«Cessate d’uccidere i morti, non gridate più, non gridate se li volete ancora udire, se sperate di non perire. Hanno l’impercettibile sussurro, non fanno più rumore del crescere dell’erba, lieta dove non passa l’uomo.»
Così ci ammonisce Ungaretti, e così sembra indicare anche Claudio Panzavolta, se ci fermiamo al titolo. Ma se proseguiamo nella lettura, scopriamo che non è così semplice e che il tempo non trascorre in maniera lineare e, presto o tardi, presenta i suoi conti, spesso in rosso…rosso sangue, per lo più. Ed è quello che succede a Ciparisso Briganti, detto Briga, il nostro protagonista, costretto a confrontarsi con il passato, suo e collettivo, prossimo e remoto.
La vicenda si svolge a Faenza negli anni Ottanta del Novecento. Panzavolta parte da una descrizione precisa del contesto storico, ricostruito in maniera minuziosa e credibile, riportando alla nostra memoria fatti di cronaca, rifacendosi a testate giornalistiche e a resoconti noti e meno noti. Non solo gli anni Ottanta, ma voli arditi sugli anni Quaranta, che significano guerra e lotta partigiana, e sugli anni Settanta che ci parlano di stragismo e terrorismo.
Briga, il protagonista che narra in prima persona, a seguito di un’indagine «finita male» ha dato le dimissioni dalla Polizia di Stato e lavora come detective privato. Comunista, ex partigiano, padre di un figlio adolescente, separato dalla moglie, vive una relazione appagante con Sabrina, una «compagna femminista» che ha molto sofferto ma sembra aver trovato con lui la felicità.
Ma il passato non è mai passato: gli strascichi del brigatismo rosso e del terrorismo nero, con la strage di Bologna, e il ricordo degli anni più dolorosi della Resistenza, sono indissolubilmente intrecciati.
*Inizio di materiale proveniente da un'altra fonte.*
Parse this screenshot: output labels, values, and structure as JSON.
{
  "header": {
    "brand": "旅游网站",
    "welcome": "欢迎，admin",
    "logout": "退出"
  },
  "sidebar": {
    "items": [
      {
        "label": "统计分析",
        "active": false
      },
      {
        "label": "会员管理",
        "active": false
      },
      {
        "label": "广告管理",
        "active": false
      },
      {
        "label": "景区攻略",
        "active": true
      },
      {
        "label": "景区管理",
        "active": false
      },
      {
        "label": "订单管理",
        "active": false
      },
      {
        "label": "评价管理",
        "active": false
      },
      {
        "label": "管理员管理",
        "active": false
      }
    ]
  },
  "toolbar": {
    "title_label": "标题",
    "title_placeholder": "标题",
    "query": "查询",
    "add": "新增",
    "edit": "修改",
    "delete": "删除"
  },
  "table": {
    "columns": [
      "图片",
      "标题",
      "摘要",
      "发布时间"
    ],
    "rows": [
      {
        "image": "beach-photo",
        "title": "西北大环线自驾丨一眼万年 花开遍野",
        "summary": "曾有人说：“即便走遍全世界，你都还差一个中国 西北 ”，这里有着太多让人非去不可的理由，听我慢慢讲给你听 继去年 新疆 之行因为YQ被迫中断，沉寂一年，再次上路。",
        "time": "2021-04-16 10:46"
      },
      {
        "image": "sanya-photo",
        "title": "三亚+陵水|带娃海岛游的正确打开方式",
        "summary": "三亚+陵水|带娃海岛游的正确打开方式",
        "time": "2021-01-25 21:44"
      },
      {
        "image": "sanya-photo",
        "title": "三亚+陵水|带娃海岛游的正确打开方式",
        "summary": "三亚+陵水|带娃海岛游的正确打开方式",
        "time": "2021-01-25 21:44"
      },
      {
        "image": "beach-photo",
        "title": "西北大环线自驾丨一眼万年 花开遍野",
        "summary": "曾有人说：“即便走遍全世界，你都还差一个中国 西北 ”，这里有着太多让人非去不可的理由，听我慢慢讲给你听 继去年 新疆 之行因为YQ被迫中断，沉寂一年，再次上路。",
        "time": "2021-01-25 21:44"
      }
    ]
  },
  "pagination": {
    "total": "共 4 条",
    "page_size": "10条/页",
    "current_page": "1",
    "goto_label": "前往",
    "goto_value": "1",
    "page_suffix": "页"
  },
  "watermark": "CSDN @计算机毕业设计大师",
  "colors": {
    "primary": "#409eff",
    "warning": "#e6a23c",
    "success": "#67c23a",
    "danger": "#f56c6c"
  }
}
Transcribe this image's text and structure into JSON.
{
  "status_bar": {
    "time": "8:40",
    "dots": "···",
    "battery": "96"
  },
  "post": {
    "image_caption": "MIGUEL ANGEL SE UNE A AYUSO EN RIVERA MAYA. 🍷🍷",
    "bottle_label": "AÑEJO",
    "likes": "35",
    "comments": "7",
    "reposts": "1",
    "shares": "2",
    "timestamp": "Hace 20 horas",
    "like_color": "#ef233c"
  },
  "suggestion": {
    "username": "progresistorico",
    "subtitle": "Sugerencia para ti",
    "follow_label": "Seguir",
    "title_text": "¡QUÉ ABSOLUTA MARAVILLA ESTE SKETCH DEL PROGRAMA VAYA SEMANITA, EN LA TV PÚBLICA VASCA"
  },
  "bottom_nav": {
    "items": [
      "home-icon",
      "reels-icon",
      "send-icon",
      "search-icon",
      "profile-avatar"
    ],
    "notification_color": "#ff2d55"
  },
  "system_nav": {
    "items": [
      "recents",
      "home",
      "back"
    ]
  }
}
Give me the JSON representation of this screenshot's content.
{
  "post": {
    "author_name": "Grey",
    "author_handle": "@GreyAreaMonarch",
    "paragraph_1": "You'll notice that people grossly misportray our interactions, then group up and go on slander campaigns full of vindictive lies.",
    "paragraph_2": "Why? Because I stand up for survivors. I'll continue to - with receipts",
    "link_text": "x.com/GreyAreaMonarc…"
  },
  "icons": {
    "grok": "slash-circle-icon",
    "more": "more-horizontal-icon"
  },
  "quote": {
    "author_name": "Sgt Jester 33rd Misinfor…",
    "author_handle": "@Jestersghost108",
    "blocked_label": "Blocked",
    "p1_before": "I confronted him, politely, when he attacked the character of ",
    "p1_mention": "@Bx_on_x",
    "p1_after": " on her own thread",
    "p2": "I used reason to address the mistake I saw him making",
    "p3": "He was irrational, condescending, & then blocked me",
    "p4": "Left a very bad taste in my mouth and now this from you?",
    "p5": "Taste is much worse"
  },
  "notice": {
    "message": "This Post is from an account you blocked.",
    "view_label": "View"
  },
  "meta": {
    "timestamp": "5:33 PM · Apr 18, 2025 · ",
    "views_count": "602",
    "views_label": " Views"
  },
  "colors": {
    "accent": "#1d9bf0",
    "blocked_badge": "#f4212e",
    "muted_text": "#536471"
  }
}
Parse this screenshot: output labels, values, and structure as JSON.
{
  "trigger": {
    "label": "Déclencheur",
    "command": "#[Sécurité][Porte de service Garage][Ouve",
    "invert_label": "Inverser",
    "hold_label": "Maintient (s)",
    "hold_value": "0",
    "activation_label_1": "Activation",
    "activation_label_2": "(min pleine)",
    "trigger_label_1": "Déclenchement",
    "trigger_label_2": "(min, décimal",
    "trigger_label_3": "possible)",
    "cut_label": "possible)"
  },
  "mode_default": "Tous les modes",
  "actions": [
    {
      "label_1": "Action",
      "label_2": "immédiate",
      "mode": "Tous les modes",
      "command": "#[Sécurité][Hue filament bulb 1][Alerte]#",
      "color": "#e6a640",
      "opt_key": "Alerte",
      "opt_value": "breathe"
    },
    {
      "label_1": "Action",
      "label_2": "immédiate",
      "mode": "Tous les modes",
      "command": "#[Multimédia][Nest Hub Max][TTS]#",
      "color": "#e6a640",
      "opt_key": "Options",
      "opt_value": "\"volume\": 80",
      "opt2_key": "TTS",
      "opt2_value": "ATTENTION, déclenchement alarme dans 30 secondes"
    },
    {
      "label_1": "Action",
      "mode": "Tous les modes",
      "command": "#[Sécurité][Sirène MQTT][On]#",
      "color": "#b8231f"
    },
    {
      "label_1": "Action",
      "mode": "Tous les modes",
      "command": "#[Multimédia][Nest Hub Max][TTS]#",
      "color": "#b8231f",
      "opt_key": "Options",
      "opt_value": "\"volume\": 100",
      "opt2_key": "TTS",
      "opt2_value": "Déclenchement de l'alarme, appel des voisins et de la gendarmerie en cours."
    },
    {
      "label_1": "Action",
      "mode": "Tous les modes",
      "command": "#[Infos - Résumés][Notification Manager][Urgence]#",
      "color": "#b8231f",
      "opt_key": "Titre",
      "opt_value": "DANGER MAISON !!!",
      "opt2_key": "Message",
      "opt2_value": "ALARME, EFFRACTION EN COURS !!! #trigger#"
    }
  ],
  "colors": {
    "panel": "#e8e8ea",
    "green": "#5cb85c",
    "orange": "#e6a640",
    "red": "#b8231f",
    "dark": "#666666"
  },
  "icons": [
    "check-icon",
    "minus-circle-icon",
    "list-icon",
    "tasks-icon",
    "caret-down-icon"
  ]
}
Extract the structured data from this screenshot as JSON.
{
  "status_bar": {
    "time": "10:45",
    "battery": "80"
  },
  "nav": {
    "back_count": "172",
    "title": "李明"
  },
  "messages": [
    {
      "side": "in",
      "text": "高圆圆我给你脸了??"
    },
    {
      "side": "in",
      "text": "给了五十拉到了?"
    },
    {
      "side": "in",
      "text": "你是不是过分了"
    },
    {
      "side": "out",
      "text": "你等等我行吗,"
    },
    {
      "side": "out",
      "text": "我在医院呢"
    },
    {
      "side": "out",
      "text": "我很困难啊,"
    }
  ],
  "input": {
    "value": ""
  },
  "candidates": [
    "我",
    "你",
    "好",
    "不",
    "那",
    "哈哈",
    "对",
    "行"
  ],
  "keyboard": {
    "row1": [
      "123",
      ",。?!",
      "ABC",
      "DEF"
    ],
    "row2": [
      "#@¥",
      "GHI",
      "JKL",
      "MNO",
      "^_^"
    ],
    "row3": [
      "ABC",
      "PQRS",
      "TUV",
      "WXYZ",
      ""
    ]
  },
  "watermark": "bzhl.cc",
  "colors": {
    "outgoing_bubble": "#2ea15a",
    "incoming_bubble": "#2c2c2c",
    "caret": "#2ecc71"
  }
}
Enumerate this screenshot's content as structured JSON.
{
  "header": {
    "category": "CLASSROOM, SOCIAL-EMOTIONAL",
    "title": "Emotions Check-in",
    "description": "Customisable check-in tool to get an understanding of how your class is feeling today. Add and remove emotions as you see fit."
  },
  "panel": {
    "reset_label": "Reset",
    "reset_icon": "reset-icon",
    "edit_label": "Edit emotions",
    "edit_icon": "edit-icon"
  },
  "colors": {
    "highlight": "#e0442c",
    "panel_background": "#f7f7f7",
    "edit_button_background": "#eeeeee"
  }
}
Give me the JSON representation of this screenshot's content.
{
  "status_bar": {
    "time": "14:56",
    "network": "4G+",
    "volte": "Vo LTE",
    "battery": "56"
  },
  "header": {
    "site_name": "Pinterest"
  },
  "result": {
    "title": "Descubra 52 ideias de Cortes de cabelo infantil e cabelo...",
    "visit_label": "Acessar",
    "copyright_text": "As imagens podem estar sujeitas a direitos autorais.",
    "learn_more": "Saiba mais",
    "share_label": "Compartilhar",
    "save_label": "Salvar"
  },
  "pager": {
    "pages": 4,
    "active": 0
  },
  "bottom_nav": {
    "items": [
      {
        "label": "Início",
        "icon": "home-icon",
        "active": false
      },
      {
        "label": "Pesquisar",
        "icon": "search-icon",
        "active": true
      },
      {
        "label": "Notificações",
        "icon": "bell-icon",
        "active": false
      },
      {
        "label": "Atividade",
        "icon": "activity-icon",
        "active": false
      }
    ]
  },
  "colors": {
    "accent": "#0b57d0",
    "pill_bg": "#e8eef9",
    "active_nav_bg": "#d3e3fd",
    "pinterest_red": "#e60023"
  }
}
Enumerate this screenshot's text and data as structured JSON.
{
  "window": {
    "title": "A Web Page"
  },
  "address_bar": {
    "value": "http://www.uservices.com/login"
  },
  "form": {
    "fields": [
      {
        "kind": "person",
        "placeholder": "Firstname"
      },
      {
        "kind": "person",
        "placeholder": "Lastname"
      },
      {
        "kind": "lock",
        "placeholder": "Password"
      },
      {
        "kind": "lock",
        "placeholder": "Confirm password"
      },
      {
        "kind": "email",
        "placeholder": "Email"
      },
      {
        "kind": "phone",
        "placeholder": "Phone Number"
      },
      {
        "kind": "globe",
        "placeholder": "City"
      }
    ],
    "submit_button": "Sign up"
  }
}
Così, siamo riportati indietro al periodo in cui si era scatenata quella che per molti è stata una guerra civile, in cui si colpiva e si veniva colpiti; in cui si veniva uccisi o si uccideva, non senza dolore e sensi di colpa.
Qualcuno però, più di altri, non ha accettato l’esito del conflitto e il nuovo ordine che ne è scaturito: spesso, troppo spesso, i colpevoli di allora sono riusciti, e riescono ancora, a infiltrarsi negli apparati statali, creandosi una nuova credibilità e lavorando nell’ombra.
Briga non è più poliziotto da quando, cinque anni prima, non aveva creduto alla versione ufficiale dell’uccisione di quattro bambini, e alla sparizione di una quinta, dei quali era stata incolpata una persona da lui ritenuta innocente. Ma il passato, che non passa mai completamente, ritorna con una lettera/testamento che lo trascina in un’indagine pericolosa, dagli esiti imprevedibili. Un’indagine che Briga non può non affrontare: lo deve a sé stesso, a Sabrina, a tutti gli innocenti che in tutti quegli anni hanno pagato senza colpa.
Così, passo dopo passo, siamo condotti in un folle volo che dal passato ci riporta al presente, dal Ventennio ai decenni a noi più vicini che, nel bene e più spesso nel male, hanno contribuito a edificare la nostra società e a creare le nostre (in)certezze.
Il lieto fine non è scontato ma i risultati dell’indagine, sebbene con un retrogusto amaro, convincono e appagano il lettore che si è lasciato condurre per mano e affascinare passo dopo passo.